Lossless Acceleration of Large Language Model via Adaptive N-gram Parallel Decoding
(2404.08698)Abstract
While LLMs have shown remarkable abilities, they are hindered by significant resource consumption and considerable latency due to autoregressive processing. In this study, we introduce Adaptive N-gram Parallel Decoding (ANPD), an innovative and lossless approach that accelerates inference by allowing the simultaneous generation of multiple tokens. ANPD incorporates a two-stage approach: it begins with a rapid drafting phase that employs an N-gram module, which adapts based on the current interactive context, followed by a verification phase, during which the original LLM assesses and confirms the proposed tokens. Consequently, ANPD preserves the integrity of the LLM's original output while enhancing processing speed. We further leverage a multi-level architecture for the N-gram module to enhance the precision of the initial draft, consequently reducing inference latency. ANPD eliminates the need for retraining or extra GPU memory, making it an efficient and plug-and-play enhancement. In our experiments, models such as LLaMA and its fine-tuned variants have shown speed improvements up to 3.67x, validating the effectiveness of our proposed ANPD.
Overview
-
The paper introduces Adaptive N-gram Parallel Decoding (ANPD), a method enhancing Large Language Model (LLM) inference efficiency by combining parallel N-gram token generation with LLM verification, thus reducing latency and preserving accuracy.
-
ANPD is a flexible plug-and-play approach that does not require additional training or significant modifications to existing LLM architectures.
-
It employs a Multi-Level N-gram (MLN) algorithm to manage the sparsity of higher-order N-grams, ensuring precision and efficiency in the acceleration process.
-
Experimental validations across various models and tasks show that ANPD significantly improves processing speeds, with increases ranging from 1.95x to 3.67x, while maintaining high-quality outputs.

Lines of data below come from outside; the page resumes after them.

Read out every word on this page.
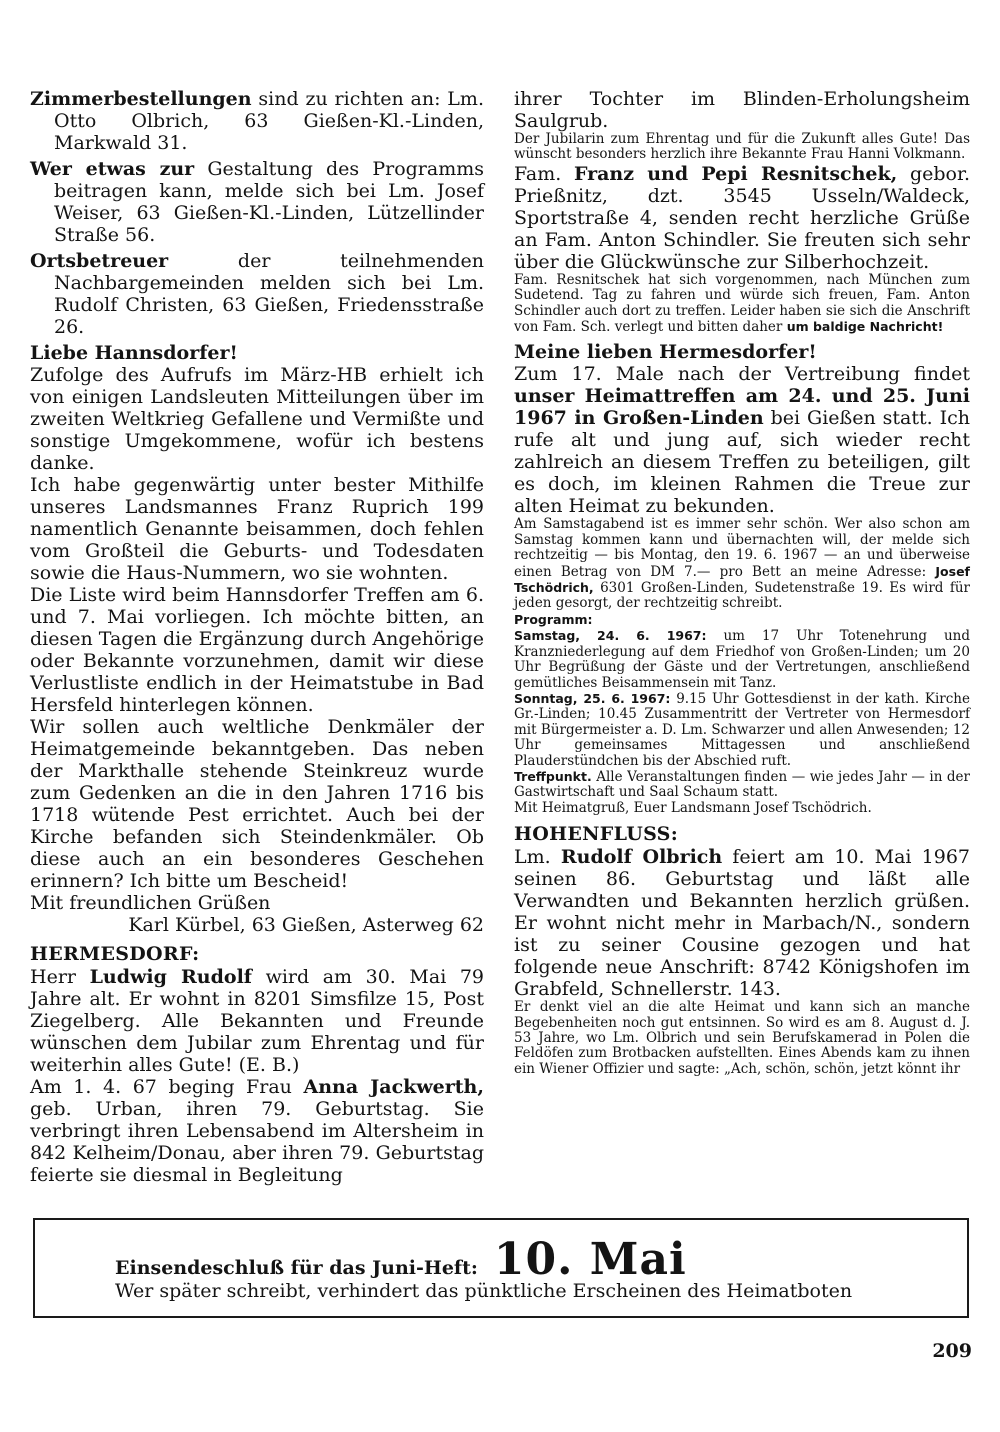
Zimmerbestellungen sind zu richten an: Lm. Otto Olbrich, 63 Gießen-Kl.-Linden, Markwald 31.

Wer etwas zur Gestaltung des Programms beitragen kann, melde sich bei Lm. Josef Weiser, 63 Gießen-Kl.-Linden, Lützellinder Straße 56.

Ortsbetreuer	der teilnehmenden Nachbargemeinden melden sich bei Lm. Rudolf Christen, 63 Gießen, Friedensstraße 26.

Liebe Hannsdorfer!

Zufolge des Aufrufs im März-HB erhielt ich von einigen Landsleuten Mitteilungen über im zweiten Weltkrieg Gefallene und Vermißte und sonstige Umgekommene, wofür ich bestens danke.

Ich habe gegenwärtig unter bester Mithilfe unseres Landsmannes Franz Ruprich 199 namentlich Genannte beisammen, doch fehlen vom Großteil die Geburts- und Todesdaten sowie die Haus-Nummern, wo sie wohnten.

Die Liste wird beim Hannsdorfer Treffen am 6. und 7. Mai vorliegen. Ich möchte bitten, an diesen Tagen die Ergänzung durch Angehörige oder Bekannte vorzunehmen, damit wir diese Verlustliste endlich in der Heimatstube in Bad Hersfeld hinterlegen können.

Wir sollen auch weltliche Denkmäler der Heimatgemeinde bekanntgeben. Das neben der Markthalle stehende Steinkreuz wurde zum Gedenken an die in den Jahren 1716 bis 1718 wütende Pest errichtet. Auch bei der Kirche befanden sich Steindenkmäler. Ob diese auch an ein besonderes Geschehen erinnern? Ich bitte um Bescheid!

Mit freundlichen Grüßen

Karl Kürbel, 63 Gießen, Asterweg 62

HERMESDORF:

Herr Ludwig Rudolf wird am 30. Mai 79 Jahre alt. Er wohnt in 8201 Simsfilze 15, Post Ziegelberg. Alle Bekannten und Freunde wünschen dem Jubilar zum Ehrentag und für weiterhin alles Gute! (E. B.)

Am 1. 4. 67 beging Frau Anna Jackwerth, geb. Urban, ihren 79. Geburtstag. Sie verbringt ihren Lebensabend im Altersheim in 842 Kelheim/Donau, aber ihren 79. Geburtstag feierte sie diesmal in Begleitung

ihrer Tochter im Blinden-Erholungsheim Saulgrub.

Der Jubilarin zum Ehrentag und für die Zukunft alles Gute! Das wünscht besonders herzlich ihre Bekannte Frau Hanni Volkmann.

Fam. Franz und Pepi Resnitschek, gebor. Prießnitz, dzt. 3545 Usseln/Waldeck, Sportstraße 4, senden recht herzliche Grüße an Fam. Anton Schindler. Sie freuten sich sehr über die Glückwünsche zur Silberhochzeit.

Fam. Resnitschek hat sich vorgenommen, nach München zum Sudetend. Tag zu fahren und würde sich freuen, Fam. Anton Schindler auch dort zu treffen. Leider haben sie sich die Anschrift von Fam. Sch. verlegt und bitten daher um baldige Nachricht!

Meine lieben Hermesdorfer!

Zum 17. Male nach der Vertreibung findet unser Heimattreffen am 24. und 25. Juni 1967 in Großen-Linden bei Gießen statt. Ich rufe alt und jung auf, sich wieder recht zahlreich an diesem Treffen zu beteiligen, gilt es doch, im kleinen Rahmen die Treue zur alten Heimat zu bekunden.

Am Samstagabend ist es immer sehr schön. Wer also schon am Samstag kommen kann und übernachten will, der melde sich rechtzeitig — bis Montag, den 19. 6. 1967 — an und überweise einen Betrag von DM 7.— pro Bett an meine Adresse: Josef Tschödrich, 6301 Großen-Linden, Sudetenstraße 19. Es wird für jeden gesorgt, der rechtzeitig schreibt.

Programm:

Samstag, 24. 6. 1967: um 17 Uhr Totenehrung und Kranzniederlegung auf dem Friedhof von Großen-Linden; um 20 Uhr Begrüßung der Gäste und der Vertretungen, anschließend gemütliches Beisammensein mit Tanz.

Sonntag, 25. 6. 1967: 9.15 Uhr Gottesdienst in der kath. Kirche Gr.-Linden; 10.45 Zusammentritt der Vertreter von Hermesdorf mit Bürgermeister a. D. Lm. Schwarzer und allen Anwesenden; 12 Uhr gemeinsames Mittagessen und anschließend Plauderstündchen bis der Abschied ruft.

Treffpunkt. Alle Veranstaltungen finden — wie jedes Jahr — in der Gastwirtschaft und Saal Schaum statt.

Mit Heimatgruß, Euer Landsmann Josef Tschödrich.

HOHENFLUSS:

Lm. Rudolf Olbrich feiert am 10. Mai 1967 seinen 86. Geburtstag und läßt alle Verwandten und Bekannten herzlich grüßen. Er wohnt nicht mehr in Marbach/N., sondern ist zu seiner Cousine gezogen und hat folgende neue Anschrift: 8742 Königshofen im Grabfeld, Schnellerstr. 143.

Er denkt viel an die alte Heimat und kann sich an manche Begebenheiten noch gut entsinnen. So wird es am 8. August d. J. 53 Jahre, wo Lm. Olbrich und sein Berufskamerad in Polen die Feldöfen zum Brotbacken aufstellten. Eines Abends kam zu ihnen ein Wiener Offizier und sagte: „Ach, schön, schön, jetzt könnt ihr

Einsendeschluß für das Juni-Heft: 10. Mai
Wer später schreibt, verhindert das pünktliche Erscheinen des Heimatboten
209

Accelerating Large Language Model Inference with Adaptive N-gram Parallel Decoding (ANPD)
Introduction
Recent advancements in LLMs have been accompanied by increased computational demands, particularly during the inference phase. This paper introduces an innovative method, Adaptive N-gram Parallel Decoding (ANPD), which improves the inference efficiency of LLMs. ANPD uses a unique two-stage approach that combines rapid parallel token generation via an N-gram model with a subsequent verification process by the LLM, ensuring output accuracy while markedly reducing latency.
Core Contributions
The primary contributions of this paper are:
- The development of ANPD, a plug-and-play approach designed to speed up LLM inference without the need for additional training or significant changes to existing model architectures.
- Integration of an adaptive N-gram modeling technique which simplifies language modeling while retaining high accuracy and reducing the reliance on large textual datasets.
- Introduction of a Multi-Level N-gram (MLN) algorithm to increase the precision of the draft outputs, thus enhancing the efficiency of the acceleration process.
- Comprehensive validation of ANPD's effectiveness across various models and datasets, demonstrating substantial improvements in processing speed.
Methodology
Adaptive N-gram Parallel Decoding (ANPD)
ANPD enhances LLM inference by generating multiple potential token sequences via an N-gram module, which are then confirmed through the LLM. This process involves initializing with tokenization, followed by dynamic updates to the N-gram predictions based on inputs from running text, forming a cyclical generation and verification process.
Multi-Level N-gram (MLN)
To balance performance and accuracy, ANPD incorporates a Multi-Level N-gram setup, which helps in managing the sparsity of higher-order N-grams that might not match successfully by falling back to smaller, more reliable N-grams.
Experiments
Comprehensive experiments were conducted with several model variants, including LLaMA and its variants, across different tasks like text summarization and code generation. For the models assessed, speed improvements ranged between 1.95x and 3.67x. The experiments utilized multiple datasets such as CNN/Daily Mail and XSUM for text, and HumanEval for code, to ensure diverse, robust assessment.
Results and Discussion
The ANPD method demonstrated consistent performance improvements across different models and tasks. For instance, in text summarization tasks with LLaMA-7B, a speed improvement of approximately 2.98x was observed. Moreover, in code generation tasks using the CodeLLaMa-13B model, the speed improvement was as high as 3.67x. These results underline the effectiveness of ANPD in reducing inference times while maintaining the output quality of the original LLMs.
Future Directions
Moving forward, the exploration could extend to:
- Adapting ANPD to exploit specific features of different LLMs to optimize its effectiveness further.
- Extending the parallel processing capabilities during the LLM's verification phase to enhance performance gains.
Conclusion
The paper presents a scalable and efficient method to accelerate the inference time of LLMs without compromising on the quality of output. ANPD's ability to integrate seamlessly as a plug-and-play solution makes it highly applicable for real-world uses, providing a substantial boost in processing speeds across various AI-driven applications.